In the morning, we awoke to dead silence. When we climbed out of the tent, we found that it was low tide, and the waterline had receded far out away from us, exposing great expanses of silt, sand, and shells. Raccoon tracks were in the sand everywhere, apparently a mother and a baby, with the tiny baby tracks circling several times around each tent, and around every piece of gear in the cooking area. Sue had been warned, and everything edible was well packed in "pickle barrels" (actually five-gallon snap-top buckets which had originally held drywall joint compound).

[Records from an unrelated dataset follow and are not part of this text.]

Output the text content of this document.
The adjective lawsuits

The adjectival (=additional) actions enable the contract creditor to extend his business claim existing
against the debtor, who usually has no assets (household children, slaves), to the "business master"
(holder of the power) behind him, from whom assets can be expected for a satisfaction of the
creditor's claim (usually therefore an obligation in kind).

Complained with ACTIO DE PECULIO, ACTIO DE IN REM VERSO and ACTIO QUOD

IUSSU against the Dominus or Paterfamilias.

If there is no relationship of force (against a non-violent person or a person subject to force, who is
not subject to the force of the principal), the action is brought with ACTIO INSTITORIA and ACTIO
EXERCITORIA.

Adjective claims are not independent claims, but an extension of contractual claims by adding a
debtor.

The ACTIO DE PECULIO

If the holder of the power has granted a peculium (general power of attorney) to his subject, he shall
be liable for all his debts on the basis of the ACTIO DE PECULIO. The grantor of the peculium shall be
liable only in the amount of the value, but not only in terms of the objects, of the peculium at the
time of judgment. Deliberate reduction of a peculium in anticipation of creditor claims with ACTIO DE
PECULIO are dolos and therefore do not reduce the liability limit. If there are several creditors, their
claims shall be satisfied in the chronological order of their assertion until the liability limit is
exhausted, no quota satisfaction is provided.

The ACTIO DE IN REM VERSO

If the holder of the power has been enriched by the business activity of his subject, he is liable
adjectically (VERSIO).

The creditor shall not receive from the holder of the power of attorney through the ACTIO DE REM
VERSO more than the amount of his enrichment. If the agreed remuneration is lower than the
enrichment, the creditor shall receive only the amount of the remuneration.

Our final half-day paddle was from Pavilion Key north across a couple of miles of open water and then through a maze of islands to Chokoloskee. Part way across the open stretch, we were startled to see a large power boat heading straight for us at full speed. It throttled down to an idle shortly before reaching us, and the occupants started waving their arms and pointing. It was a commercial tour boat, trying to give the customers a close-up view of a group of dolphins. They had in fact herded the dolphins straight to our canoes, and we sat and watched them swim around perhaps 50 feet from the canoes, before continuing on our way.
Once among the islands, we followed a marked channel, often quite narrow. Power boats came past us quite frequently. This is apparently the direct (only?) deep water route from the marinas at Everglades City and (via a canal) further inland, out to the popular fishing areas in the Gulf. We arrived at Chokoloskee about lunch time. This is the earliest settlement in this part of the Everglades, and was the site of an Indian trading post, built on one of the few pieces of dry land in the entire area, and having an artesian well - the only fresh water in the area. The old trading post operated until sometime in the 1950's, and is now a museum. There is now a road from Everglades City to Chokoloskee, built on a causeway extending several miles across the shallow water.
While we were eating lunch, our shuttle driver showed up with the PPS van and trailer. After touring the museum, we loaded up the gear and headed back to Everglades City to spend another night at the Rod and Gun Club. We had a good evening meal at the Oyster House, where I was startled when the piece of carrot cake I had ordered for dessert showed up with a lighted candle in the middle. A rousing rendition of "happy birthday" then reminded me of the occasion. Next morning, we picked up donuts and coffee and were driven to the Ft. Myers airport. We were picking up a rental car to drive on to Tampa and Orlando, visiting relatives. Sue and Jan were driving straight back to The Rochester area, since we were the last of their three groups.